Ambassador Owen Jenkins went on to address the forum imploring diaspora to use UKICIS as an example to work together, describing science, technology, innovation and research as “fundamental to modern economies, and determine success of these societies”. H.E Ambassador Desra Percaya pledged the Indonesian embassy “To support UKICIS mission to develop leading edge knowledge and excellence to address various societal challenges in Indonesia: to enhance educational, economic, and social cultural links between UK and Indonesia through community engagement”. Nigel Adams MP, UK’s Minister of State for Asia, expressed his support for such a collaboration especially since COVID-19 has highlighted the “vital importance of research and government-to-government collaboration”. Key note speaker, Prof Carole Mundell, UK Chief International Science Envoy, spoke of expedition of vaccine development in the UK. Within her speech, Prof Mundell stated that the UK has become Indonesia’s top five partners in Research and Innovation and “through initiatives such as UKICIS, including work on pandemic resilience, our bilateral partnership will continue to flourish”.
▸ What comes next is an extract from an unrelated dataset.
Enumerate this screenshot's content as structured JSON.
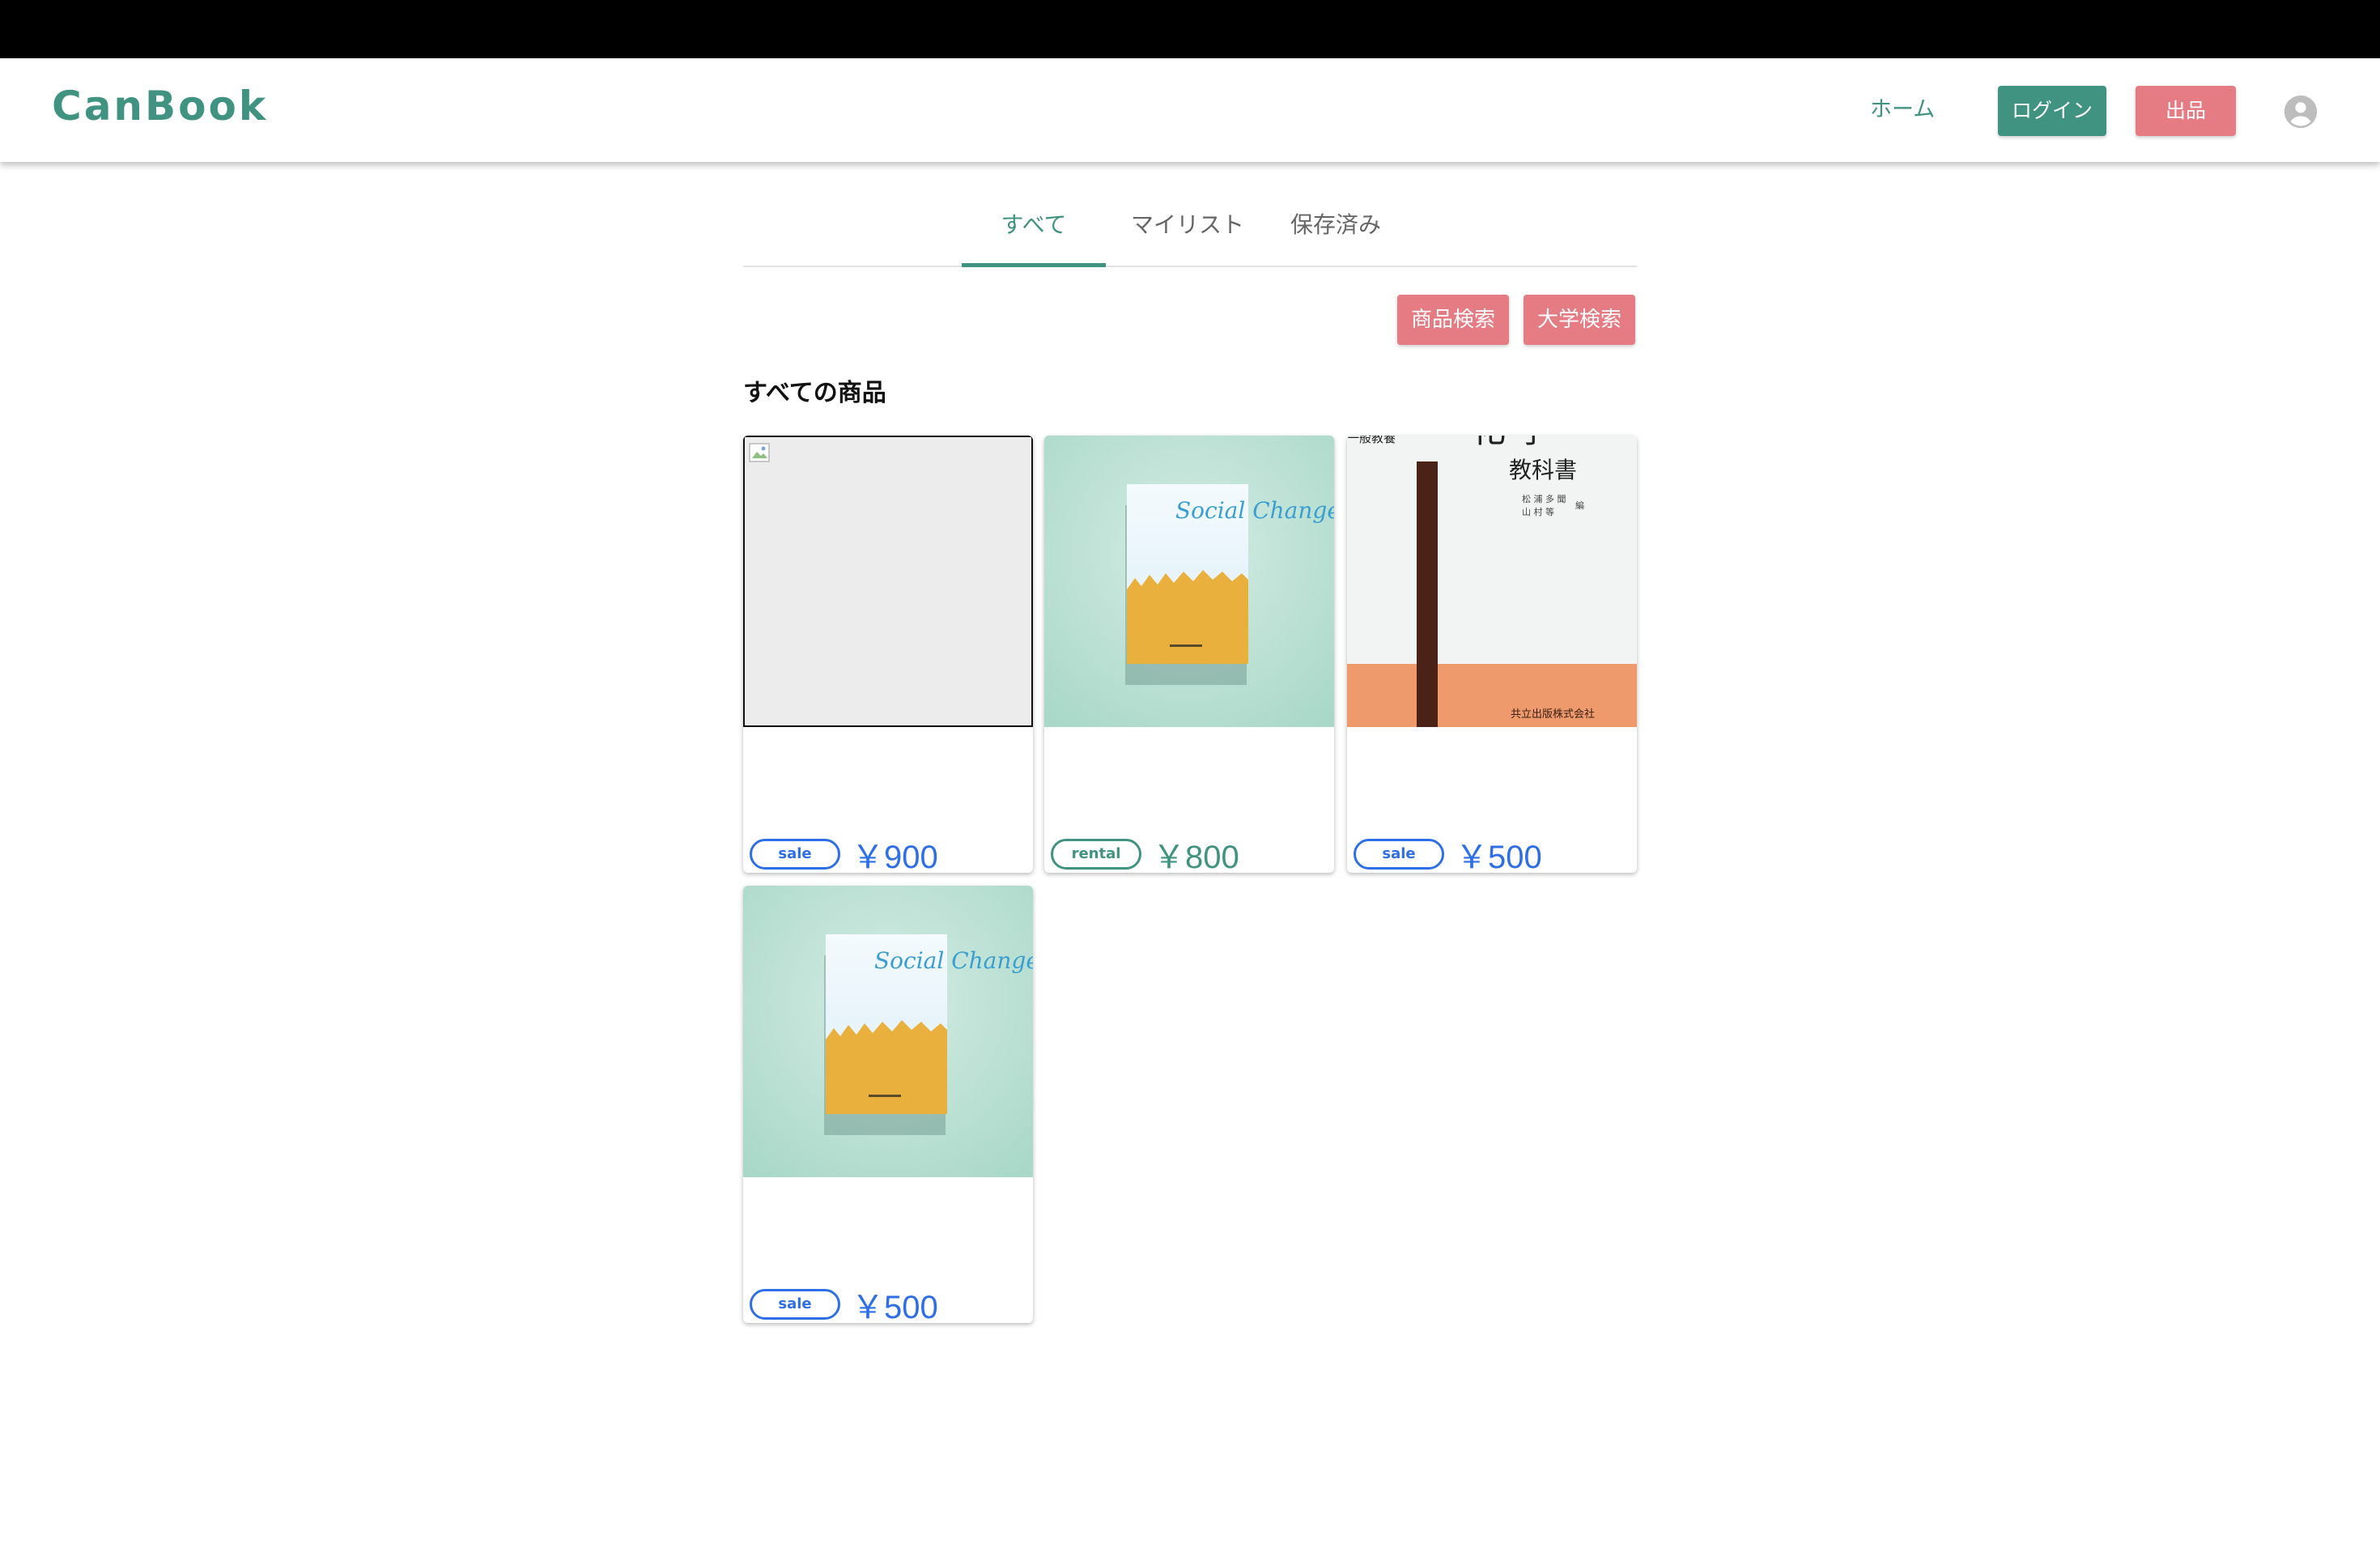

A webinar followed held by Prof Ali Ghufron Mukti, President Director of the Health Social Security Administration (BPJS) / Chairman of the Covid-19 Research and Innovation Consortium, Prof Lawrence Young, Prof Dame Jessica Corner, and Prof Kuwait Triyana. The webinar discussed challenges the new COVID-19 virus variants pose to vaccination efforts and explored ways in which closer cooperation could contribute to the success of vaccination policies between networks of government, private sector, academia, healthcare workers, and the public. UKCIS plans to host many more fruitful conversations with the intention to inspire further collaboration, bridging the gap between the two nations.